Et Renée […] vit que Saccard l’avait jetée comme un enjeu, comme une mise de fonds, et que Maxime s’était trouvé là, pour ramasser ce louis tombé de la poche du spéculateur. Elle restait une valeur dans le portefeuille de son mari ; il la poussait aux toilettes d’une nuit, aux amants d’une saison ; il la tordait dans les flammes de sa forge, se servant d’elle, ainsi qu’un métal précieux, pour dorer le fer de ses mains. […]

[…] C’étaient ces gens qui l’avaient mise nue.

C, 574-575

D’autres raisons littéraires, génériques en particulier, président sans doute aussi à cette minimisation narrative du viol, comme le démontre Chantal Pierre dans un article consacré à la question du « viol naturaliste[25] ». Selon elle, parce que ce dernier est une « commune histoire » dont se repaissent les journaux, le mélodrame et le roman sentimental, le naturalisme des débuts, pour des raisons de légitimation et de sérieux, met l’accent davantage sur les déterminations qui le produisent que sur le pathétique et le scandale qu’il représente. Les viols sont nombreux dans Les Rougon-Macquart (il ne s’agit pas de se soustraire à la réalité du phénomène) mais les premiers tomes se caractérisent par l’euphémisation des désignations (« galanterie […] brutale[26] » dans L’assommoir, « violenter » ou « histoire navrante » dans La curée), par un traitement très synthétique des scènes de viol alors qu’elles deviendront à partir de La bête humaine des « scènes cardinales » (Chantal Pierre parle d’« enromancement[27] ») et développeront les effets produits sur la « victime » en termes de trauma et de malheur.

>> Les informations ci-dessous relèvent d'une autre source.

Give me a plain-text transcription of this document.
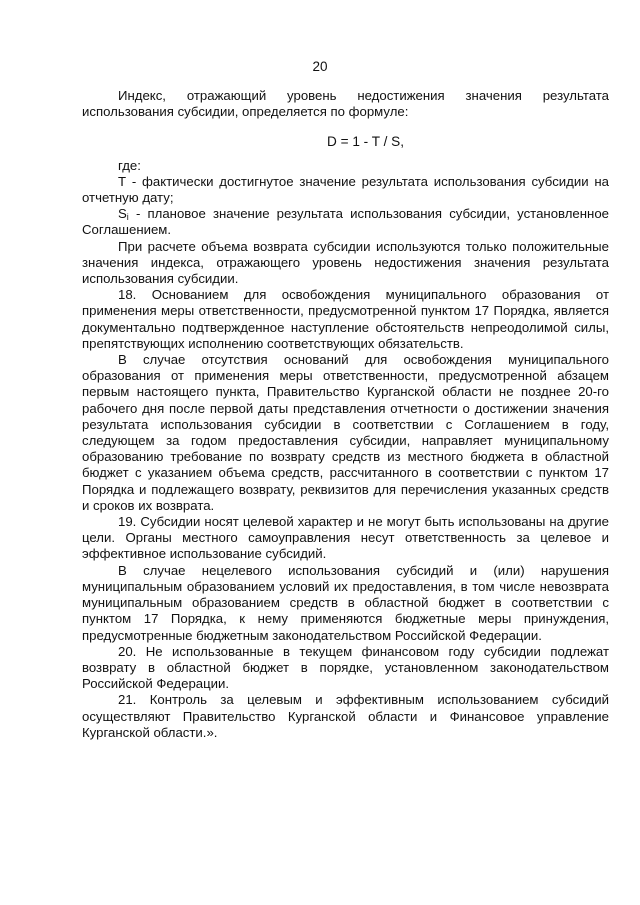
20

Индекс, отражающий уровень недостижения значения результата использования субсидии, определяется по формуле:

D = 1 - T / S,

где:

Т - фактически достигнутое значение результата использования субсидии на отчетную дату;

$S_i$ - плановое значение результата использования субсидии, установленное Соглашением.

При расчете объема возврата субсидии используются только положительные значения индекса, отражающего уровень недостижения значения результата использования субсидии.

18. Основанием для освобождения муниципального образования от применения меры ответственности, предусмотренной пунктом 17 Порядка, является документально подтвержденное наступление обстоятельств непреодолимой силы, препятствующих исполнению соответствующих обязательств.

В случае отсутствия оснований для освобождения муниципального образования от применения меры ответственности, предусмотренной абзацем первым настоящего пункта, Правительство Курганской области не позднее 20-го рабочего дня после первой даты представления отчетности о достижении значения результата использования субсидии в соответствии с Соглашением в году, следующем за годом предоставления субсидии, направляет муниципальному образованию требование по возврату средств из местного бюджета в областной бюджет с указанием объема средств, рассчитанного в соответствии с пунктом 17 Порядка и подлежащего возврату, реквизитов для перечисления указанных средств и сроков их возврата.

19. Субсидии носят целевой характер и не могут быть использованы на другие цели. Органы местного самоуправления несут ответственность за целевое и эффективное использование субсидий.

В случае нецелевого использования субсидий и (или) нарушения муниципальным образованием условий их предоставления, в том числе невозврата муниципальным образованием средств в областной бюджет в соответствии с пунктом 17 Порядка, к нему применяются бюджетные меры принуждения, предусмотренные бюджетным законодательством Российской Федерации.

20. Не использованные в текущем финансовом году субсидии подлежат возврату в областной бюджет в порядке, установленном законодательством Российской Федерации.

21. Контроль за целевым и эффективным использованием субсидий осуществляют Правительство Курганской области и Финансовое управление Курганской области.».
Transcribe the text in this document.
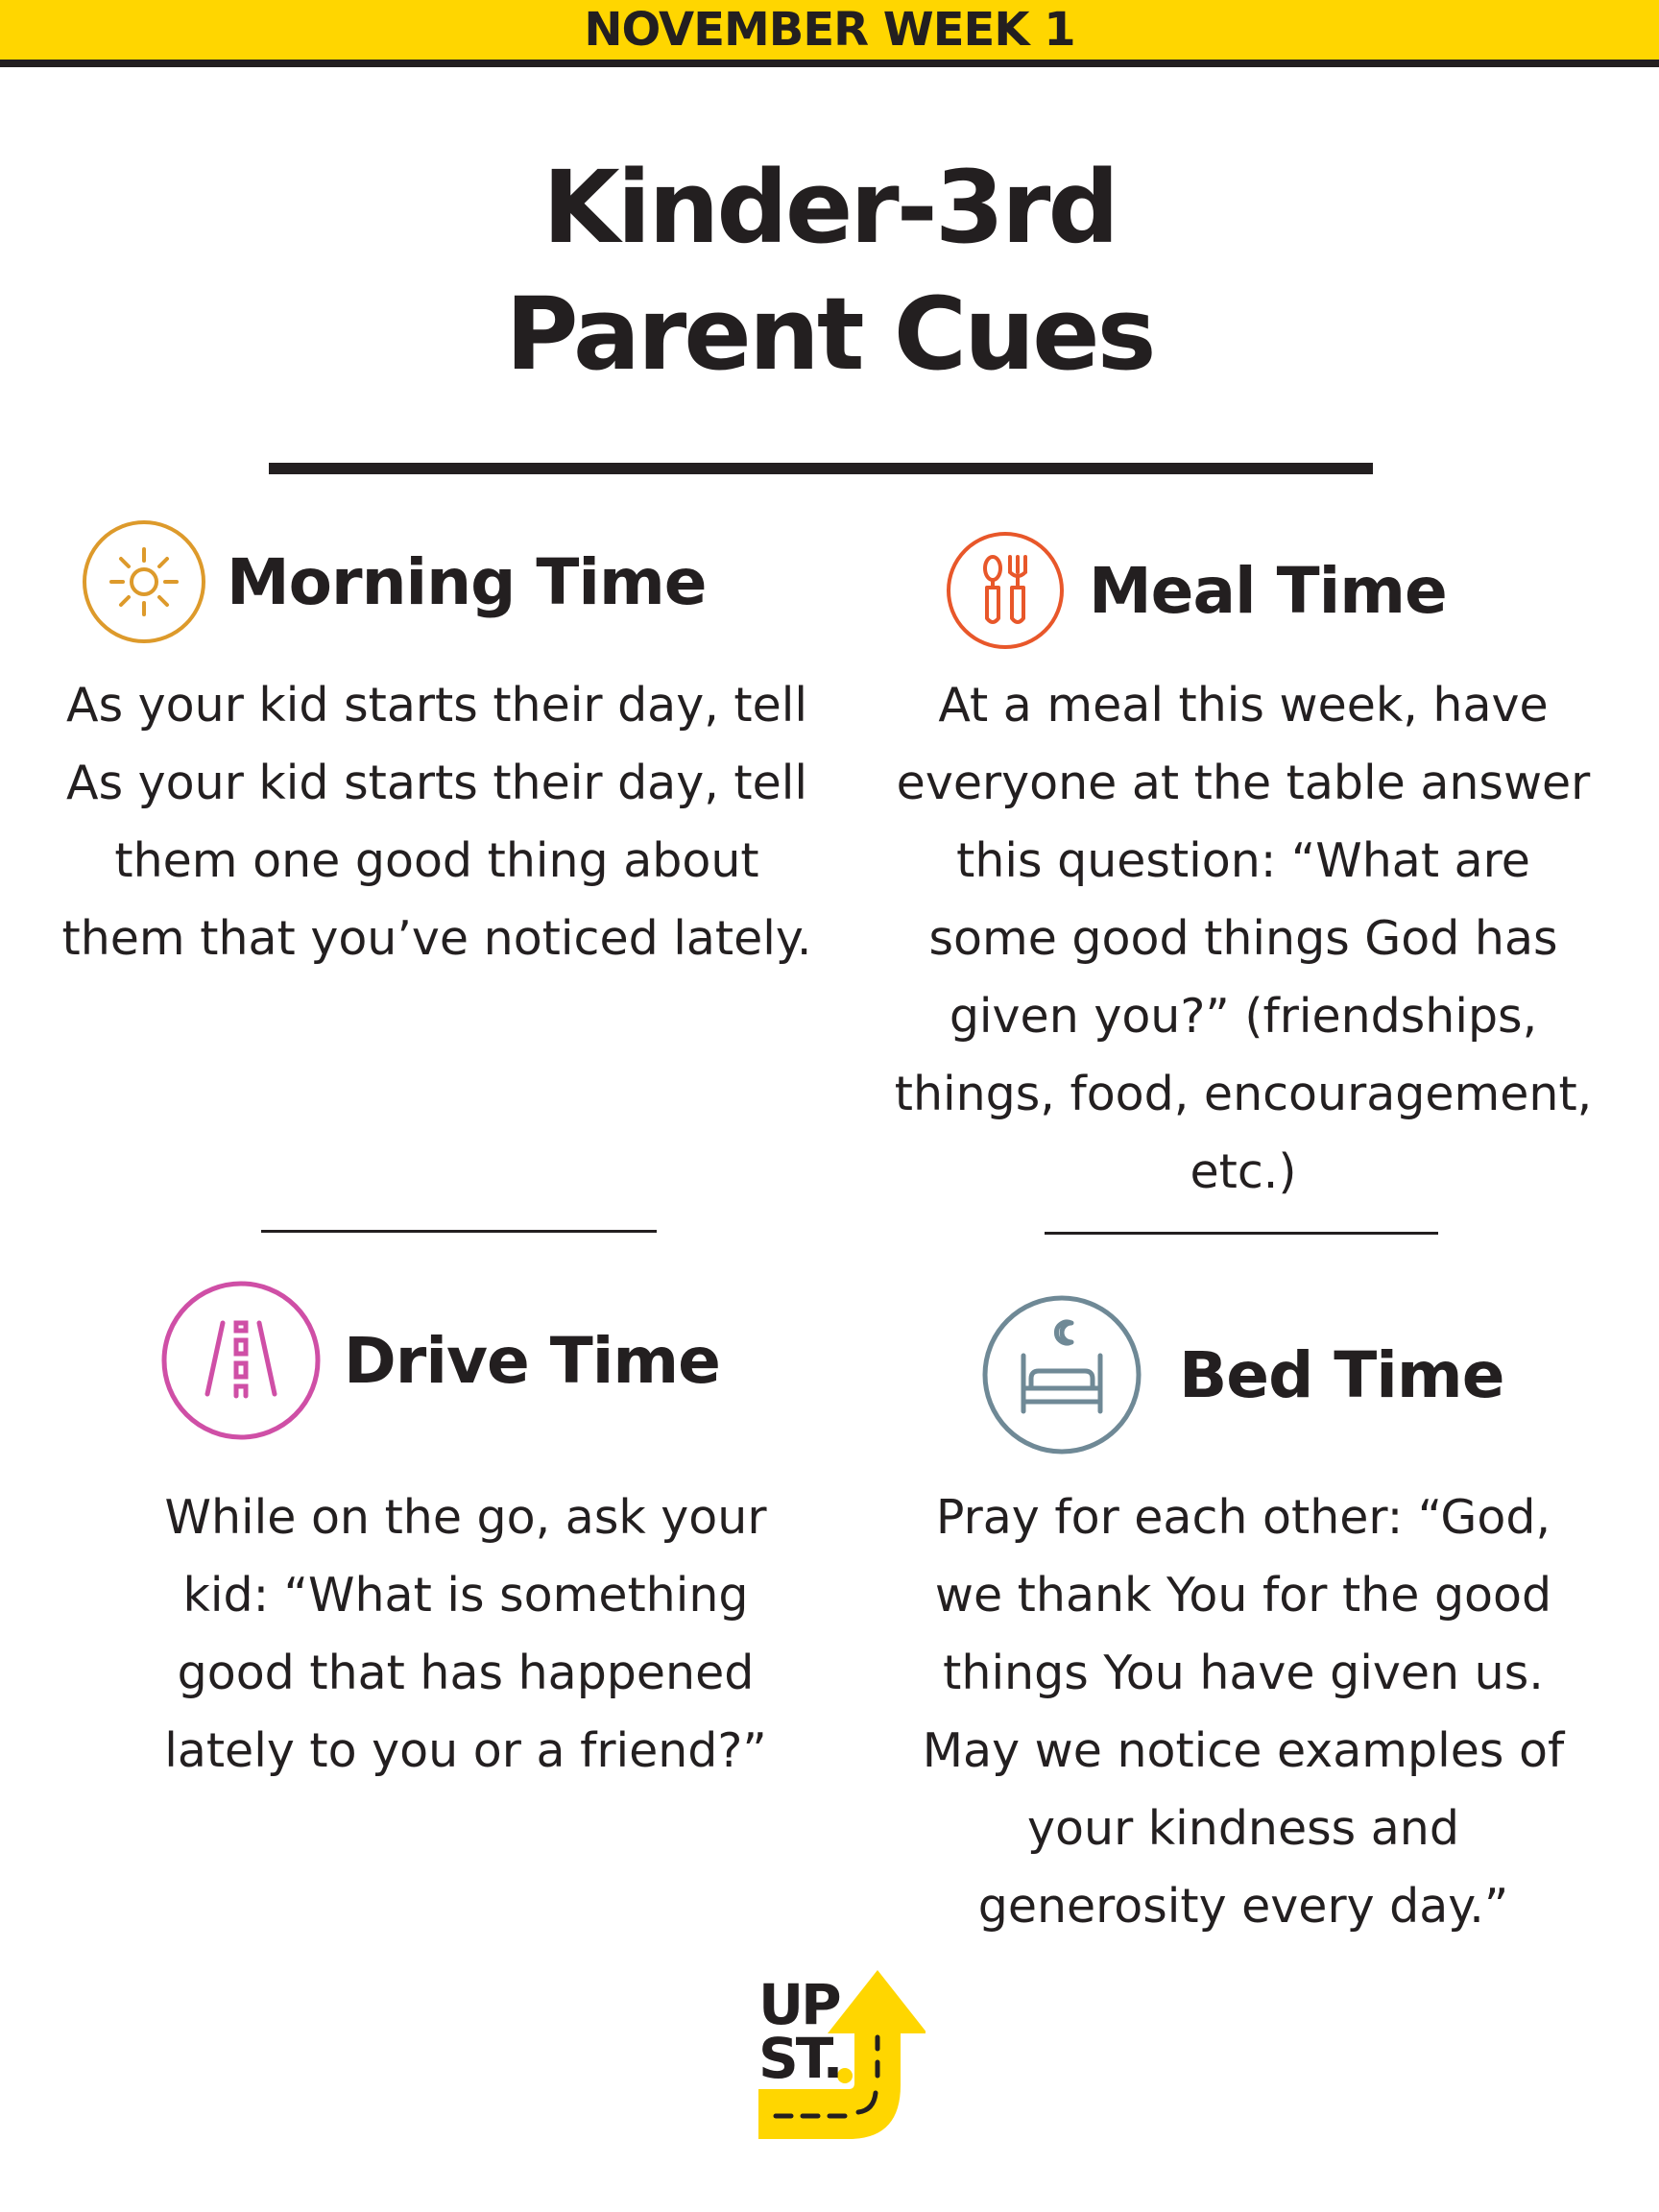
NOVEMBER WEEK 1
Kinder-3rd
Parent Cues
Morning Time
As your kid starts their day, tell
As your kid starts their day, tell
them one good thing about
them that you’ve noticed lately.
Meal Time
At a meal this week, have
everyone at the table answer
this question: “What are
some good things God has
given you?” (friendships,
things, food, encouragement,
etc.)
Drive Time
While on the go, ask your
kid: “What is something
good that has happened
lately to you or a friend?”
Bed Time
Pray for each other: “God,
we thank You for the good
things You have given us.
May we notice examples of
your kindness and
generosity every day.”
UP
ST.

Donnons ici la seconde mention du viol de Renée (la troisième et dernière sera lapidaire, nous y reviendrons). C’est le narrateur cette fois qui relate, en précisant que « Mme Sidonie, dans l’affreuse nuit de l’agonie d’Angèle, avait fidèlement conté en quelques mots le cas de la famille Béraud » (C, 379) ; il insère l’épisode, succinct, en effet, dans une séquence un peu plus longue, relative à l’enfance de la jeune femme. Renée a huit ans quand sa mère meurt en accouchant de sa soeur Christine ; les deux petites sont confiées aux bons soins de la tante Élisabeth, veuve sans enfant, qui s’installe à demeure chez les Béraud et se prend d’affection pour la plus jeune, alors que l’aînée est « oubliée en pension » (C, 380) :

Elle ne sortit du couvent qu’à dix-neuf ans, et ce fut pour aller passer une belle saison chez les parents de sa bonne amie Adeline, qui possédaient, dans le Nivernais, une admirable propriété. Quand elle revint en octobre, la tante Élisabeth s’étonna de la trouver grave, d’une tristesse profonde. Un soir, elle la surprit étouffant ses sanglots dans son oreiller, tordue sur son lit par une crise de douleur folle. Dans l’abandon de son désespoir, l’enfant lui raconta une histoire navrante : un homme de quarante ans, riche, marié, et dont la femme, jeune et charmante, était là, l’avait violentée à la campagne, sans qu’elle sût ni osât se défendre. Cet aveu terrifia la tante Élisabeth.

C, 380 ; nous soulignons

Zola n’esquive pas complètement la question des affects liés à l’agression sexuelle (la force des mots « douleur », « désespoir », « terrifier » est incontestable) mais il n’y revient plus dans la suite. On note le verbe « violenter », qui peut ne pas inclure le viol dans les violences qu’il désigne, et l’absence de résistance de Renée. Chantal Pierre rappelle dans sa démonstration que Zola partage les représentations patriarcales et phallocratiques de son époque d’un corps féminin passif, à « la chair molle », qui finit par céder à la brutalité du mâle… Qui ne dit mot consent, en somme. L’écrivain écrira dans le dossier préparatoire de La débâcle qu’il « ne croi[t] pas beaucoup aux filles violentées, prises malgré elles[28] ». Dans Germinal, à propos du viol de Catherine Maheu par Chaval, alors même que la jeune fille exprime son refus, le narrateur évoque « cette soumission héréditaire, qui, dès l’enfance, culbutait en plein vent les filles de sa race[29] ». Le viol est donc une fatalité ordinaire : soumission d’un côté, violence de l’appétit sexuel de l’autre[30]. Et si le naturalisme inscrit l’ensemble dans un atavisme héréditaire (plus ou moins accentué selon les conditions de vie), l’anthropologie en rappelle les principes, modelés dans l’histoire longue de la domination masculine : « [L]e désir masculin est par nature irrépressible, […] il doit trouver des corps pour s’assouvir, et […] cela est légitime[31]. » La « faute », on le comprend, n’est pas tant celle du violeur que celle de la femme ; en tout cas, dans La curée, l’emploi du terme, dès le dossier préparatoire, est univoque : « M. Béraud […] a une fille qui a commis une faute et qu’on veut marier[32]. »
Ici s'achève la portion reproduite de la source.